My basic grump around town is that things run like high school, the same popular girls insist on conformity, the same athletic boys trumpet defiance, and both join to resist any kind of outside authority.  There are “memes”, the little social units of response that are played over and over, sometimes word-for-word.  Drugs come from the rez.  Town employees should have irreproachable yards.  Cars are potential fortunes, no matter their condition.  Some memes are contradictory:  lawns are a sign of pride/lawns mean nothing.  In conversation some people will repeat the same observation again and again.  A few memes are stigma declarations, sexist or racist, without any animosity or awareness, as though discussing the weather.  Some of these people are well past retirement.  Some are barely more than kids.
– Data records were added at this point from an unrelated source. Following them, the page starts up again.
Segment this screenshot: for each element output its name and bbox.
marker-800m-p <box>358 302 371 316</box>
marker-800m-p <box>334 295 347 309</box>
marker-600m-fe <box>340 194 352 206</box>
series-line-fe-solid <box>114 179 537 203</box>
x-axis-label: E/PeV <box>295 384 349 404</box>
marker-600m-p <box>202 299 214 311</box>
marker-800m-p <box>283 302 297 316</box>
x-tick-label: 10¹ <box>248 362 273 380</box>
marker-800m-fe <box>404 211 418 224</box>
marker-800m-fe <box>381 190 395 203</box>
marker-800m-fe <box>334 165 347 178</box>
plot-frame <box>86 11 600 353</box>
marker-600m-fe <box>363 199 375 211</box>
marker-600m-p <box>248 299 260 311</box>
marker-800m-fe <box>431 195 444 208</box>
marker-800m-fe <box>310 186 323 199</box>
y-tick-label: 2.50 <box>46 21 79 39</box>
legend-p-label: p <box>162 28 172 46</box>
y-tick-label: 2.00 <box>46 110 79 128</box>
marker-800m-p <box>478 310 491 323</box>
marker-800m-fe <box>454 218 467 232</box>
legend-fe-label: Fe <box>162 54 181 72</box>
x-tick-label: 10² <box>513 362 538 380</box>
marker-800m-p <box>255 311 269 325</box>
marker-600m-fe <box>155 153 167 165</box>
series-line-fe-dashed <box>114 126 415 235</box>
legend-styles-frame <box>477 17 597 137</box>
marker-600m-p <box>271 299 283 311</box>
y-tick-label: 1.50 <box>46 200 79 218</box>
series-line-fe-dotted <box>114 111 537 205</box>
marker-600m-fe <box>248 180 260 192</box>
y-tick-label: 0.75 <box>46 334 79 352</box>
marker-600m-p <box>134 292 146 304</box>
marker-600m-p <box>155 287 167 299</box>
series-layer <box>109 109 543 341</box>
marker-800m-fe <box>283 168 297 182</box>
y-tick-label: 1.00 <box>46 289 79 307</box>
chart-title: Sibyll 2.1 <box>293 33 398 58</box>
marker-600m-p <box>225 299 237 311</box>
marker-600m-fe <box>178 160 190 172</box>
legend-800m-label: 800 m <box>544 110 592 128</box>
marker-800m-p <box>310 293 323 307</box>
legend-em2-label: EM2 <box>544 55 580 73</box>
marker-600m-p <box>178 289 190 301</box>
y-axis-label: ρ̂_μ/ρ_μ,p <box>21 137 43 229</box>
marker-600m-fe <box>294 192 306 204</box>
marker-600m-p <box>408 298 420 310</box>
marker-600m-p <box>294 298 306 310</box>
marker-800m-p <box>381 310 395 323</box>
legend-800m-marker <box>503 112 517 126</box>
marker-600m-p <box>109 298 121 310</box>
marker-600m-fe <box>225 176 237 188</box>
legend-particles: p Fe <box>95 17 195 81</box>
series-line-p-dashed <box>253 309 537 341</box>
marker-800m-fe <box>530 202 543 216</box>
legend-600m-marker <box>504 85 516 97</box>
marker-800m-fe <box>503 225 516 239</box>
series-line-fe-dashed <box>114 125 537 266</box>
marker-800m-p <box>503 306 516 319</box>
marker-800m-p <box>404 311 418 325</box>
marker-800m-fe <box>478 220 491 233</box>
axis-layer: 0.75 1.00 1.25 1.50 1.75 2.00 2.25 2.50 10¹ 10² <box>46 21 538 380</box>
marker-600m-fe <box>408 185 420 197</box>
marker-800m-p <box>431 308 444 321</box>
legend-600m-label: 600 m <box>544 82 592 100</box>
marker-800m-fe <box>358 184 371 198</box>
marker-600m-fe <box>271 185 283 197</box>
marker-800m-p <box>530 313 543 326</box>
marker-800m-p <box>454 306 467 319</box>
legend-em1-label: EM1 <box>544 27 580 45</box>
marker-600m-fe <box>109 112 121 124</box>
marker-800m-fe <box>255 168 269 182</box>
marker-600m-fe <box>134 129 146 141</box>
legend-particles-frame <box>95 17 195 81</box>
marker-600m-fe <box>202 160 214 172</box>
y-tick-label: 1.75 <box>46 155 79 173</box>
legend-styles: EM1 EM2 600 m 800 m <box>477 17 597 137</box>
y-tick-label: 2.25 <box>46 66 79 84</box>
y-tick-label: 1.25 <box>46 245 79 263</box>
The people who are so concerned about appearance are starting to suggest fences.  Twenty years ago fences were considered a kind of failure, a rejection of one’s neighbors.  I’d be happy to build one if I had the money, and there’s the next rub.  Some people are pretty well-off.  Others are poor.  And some think they are in the Wild West (they didn’t grow up here) and can do as they please.  But probably most in both modes are cocooned.  They don’t want to know, don’t want to act, don’t want to decide.

The town infrastructure amounts to a necessary cooperative in order to support and guide the water, sewer, power, streets, and so on.  But many have adopted the mercantile attitude of the times and the dominant politics, getting what you want on the cheap and not investing emotionally in the core enterprise.  Those with money respond to commercial advertising that dangles the perfect life; those without money defend their egos by scoffing.  It's toxic.